Марина Андреевна взмолилась:
— Борис Петрович, вы же знаете Сенины идеи: ему бы шума побольше, сенсации!.. А тут ребенок… — И уже совсем тихо Марина Андреевна прибавила: — Несчастное существо, кем бы оно ни было, несчастное…
Директор внимательно смотрел на Марину Андреевну. Ей казалось, что в этом взгляде есть все: и понимание, и сочувствие, и отеческое покровительство — все.
Оба они уселись на корточки перед малышом. И Марина Андреевна не удержалась — погладила его руку. И испытала то, что испытывала всегда, сидя у кровати спящего сына.
— Ну что ж: вот вы, допустим, установили, кто он. А дальше?
— Если человек, надо вернуть ему все человеческое.
— А если нечеловек?
— Найти его дом и возвратить, как говорится, по принадлежности.
— Да-а!.. Найти…
Скрипнула дверь.
— Ладно, Сеня, заходи, — негромко, но достаточно отчетливо произнесла Марина Андреевна.
— Да это не Сеня, это я, Зинаида, — послышался голос старухи, наверняка уже последней уборщицы на Земле. — Я чего к вам: эти ваши роботы — они разве чай заваривают? Бурду. А я чаек заварила. Попейте, а то сидите небось не емши, не пимши.
— Спасибо, Зинаида, что бы мы без тебя делали. Только говори потише, видишь, ребенок спит.

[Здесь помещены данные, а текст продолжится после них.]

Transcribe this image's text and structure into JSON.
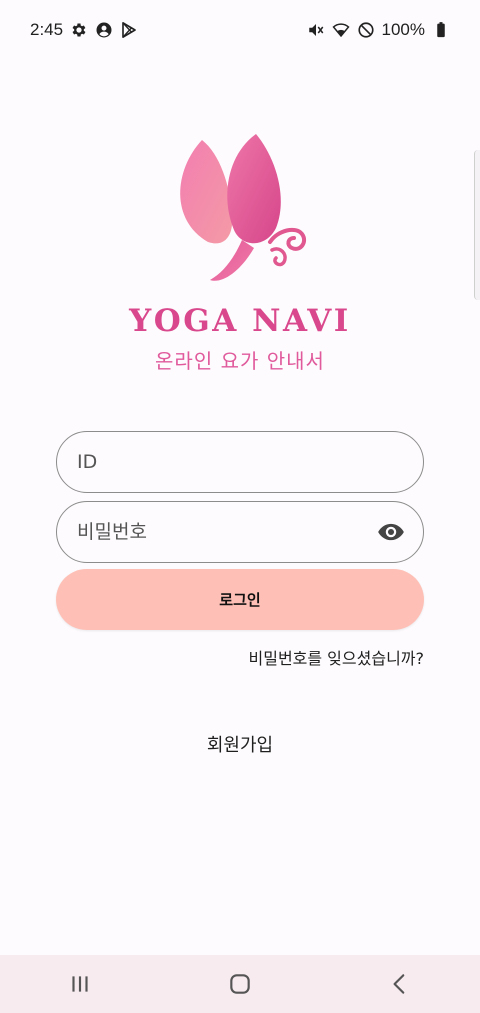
{
  "status_bar": {
    "time": "2:45",
    "battery": "100%",
    "left_icons": [
      "gear-icon",
      "account-icon",
      "play-store-icon"
    ],
    "right_icons": [
      "vibrate-mute-icon",
      "wifi-icon",
      "do-not-disturb-icon",
      "battery-icon"
    ]
  },
  "brand": {
    "name": "YOGA NAVI",
    "subtitle": "온라인 요가 안내서",
    "colors": {
      "primary": "#d9488c",
      "light": "#f49ab6"
    }
  },
  "login_form": {
    "id_placeholder": "ID",
    "password_placeholder": "비밀번호",
    "show_password_icon": "eye-icon",
    "login_button": "로그인",
    "login_button_color": "#fec0b6",
    "forgot_password": "비밀번호를 잊으셨습니까?",
    "signup": "회원가입"
  },
  "nav_bar": {
    "buttons": [
      "recent-apps-icon",
      "home-icon",
      "back-icon"
    ]
  }
}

Зинаида уставилась в угол, в ожидании, по-видимому, обнаружить там дикобраза. Было ясно, что не только желание напоить чаем любезных сердцу сотрудников привело сюда Зинаиду. Вид ребенка ее разочаровал.
— Дите нашли?.. Ну и ладно… Вот и хорошо…

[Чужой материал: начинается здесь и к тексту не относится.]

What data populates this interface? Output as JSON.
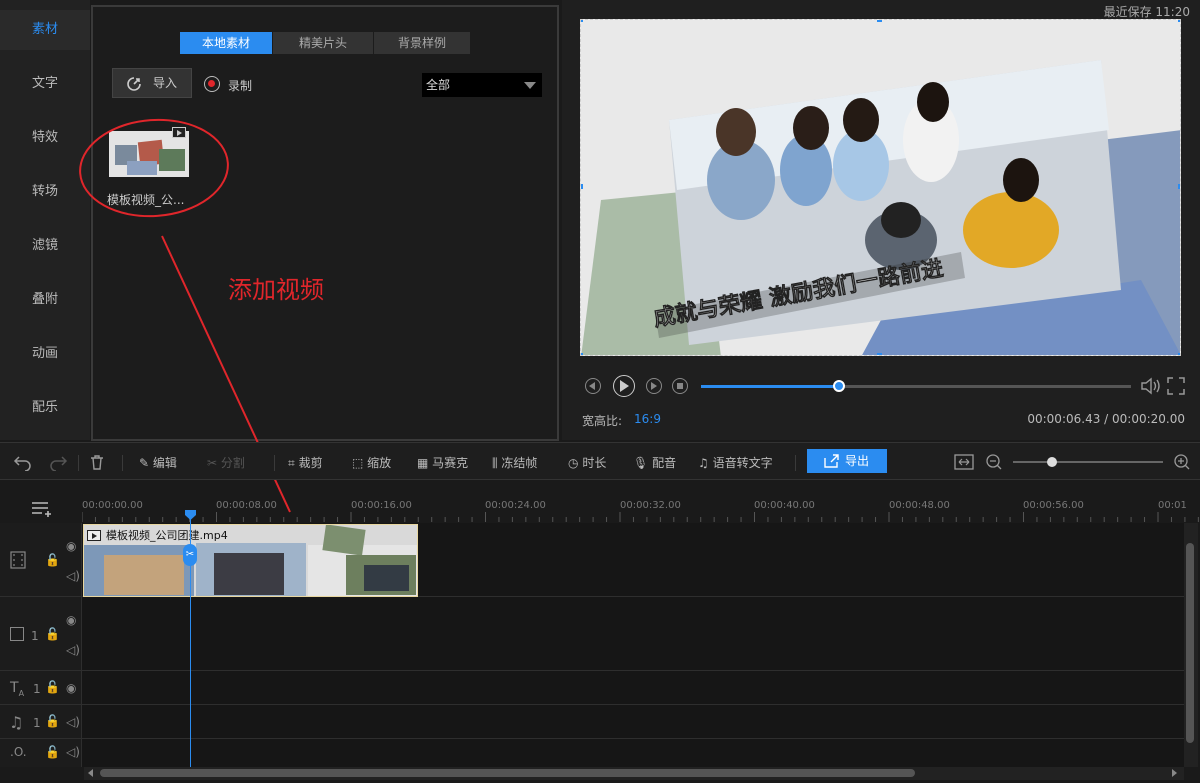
{
  "sidebar": {
    "items": [
      {
        "label": "素材"
      },
      {
        "label": "文字"
      },
      {
        "label": "特效"
      },
      {
        "label": "转场"
      },
      {
        "label": "滤镜"
      },
      {
        "label": "叠附"
      },
      {
        "label": "动画"
      },
      {
        "label": "配乐"
      }
    ]
  },
  "media": {
    "tabs": [
      {
        "label": "本地素材"
      },
      {
        "label": "精美片头"
      },
      {
        "label": "背景样例"
      }
    ],
    "import_label": "导入",
    "record_label": "录制",
    "filter_value": "全部",
    "items": [
      {
        "label": "模板视频_公..."
      }
    ]
  },
  "annotation": "添加视频",
  "preview": {
    "last_saved": "最近保存 11:20",
    "caption": "成就与荣耀 激励我们一路前进",
    "progress": 0.32,
    "aspect_label": "宽高比:",
    "aspect_value": "16:9",
    "timecode": "00:00:06.43 / 00:00:20.00"
  },
  "toolbar": {
    "edit": "编辑",
    "split": "分割",
    "crop": "裁剪",
    "zoom": "缩放",
    "mosaic": "马赛克",
    "freeze": "冻结帧",
    "duration": "时长",
    "voiceover": "配音",
    "speech_to_text": "语音转文字",
    "export": "导出",
    "zoom_level": 0.26
  },
  "timeline": {
    "ticks": [
      "00:00:00.00",
      "00:00:08.00",
      "00:00:16.00",
      "00:00:24.00",
      "00:00:32.00",
      "00:00:40.00",
      "00:00:48.00",
      "00:00:56.00",
      "00:01"
    ],
    "clip_title": "模板视频_公司团建.mp4",
    "track_numbers": [
      "1",
      "1",
      "1"
    ]
  },
  "colors": {
    "accent": "#2b8cf0",
    "annotation": "#e0262b"
  }
}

Зинаида ушла почти что опечаленная, но Марина Андреевна наверняка знала, что очень скоро Зинаида сочинит про этого ребенка такую слезную историю, что, рассказывая, и сама будет плакать. Марина Андреевна усмехнулась.
* * *Чай был действительно замечательный. Марина Андреевна и Борис Петрович пили его с бутербродами. И Марине Андреевне нравилось смотреть, как директор захватывает бутерброд и как ему неудобно держать такой маленький бутерброд своими огромными пальцами.
— Марина Андреевна, вам никогда не приходилось размышлять над теми экспонатами, которые отыскал Николай Никитич, сразу над всеми вместе?
— Приходилось, а что?
— Ну и вы подумали, конечно, что все повторяется, и пытались свести эти находки к нашим земным представлениям, правда?
— Правда.
— А потом отмечали, что повторятся-то повторяются, но каждый раз по-новому. Вот глаз, например. Очень похож на человеческий, очень. Но ведь ни черта не видит. И каким макаром извлекает из человеческих глубин желанные душе картины, мы понять не можем. — Директор допил чай и еще раз внимательно посмотрел на Марину Андреевну. — Мне кажется, что вы привязаны к идее земного: с этим мальчиком вам от нее оказалось труднее всего оторваться. Вы увидели существо, нуждающееся в вашей, чисто материнской защите, и повели себя, как повела бы в такой ситуации мать: вы не вызвали ни меня, ни экспертов, вы Сеню выставили, наконец.
Директор был прав. Именно этим — желанием защитить, укрыть, спрятать от досужих, любопытных, недобрых глаз, — именно этим объяснялось поведение Марины Андреевны в последние два-три часа. А Борис Петрович продолжал в той же лирически-ироничной манере:
— Вот вы изложили два варианта: либо Земля — его дом, либо — другая планета. А если Земля не дом, а дома мы не нашли, как быть тогда? Оставить его вечным экспонатом, проживающим свой век в отделе "Живая Вселенная" рядом с немногочисленной вселенской фауной? Не хочется ведь? Даже больно. Уж очень он напоминает наших собственных детей. Выходит — усыновить? Кого мы усыновим, мы не знаем. Где же гарантия, что мальчик поймет нас, приживется у нас?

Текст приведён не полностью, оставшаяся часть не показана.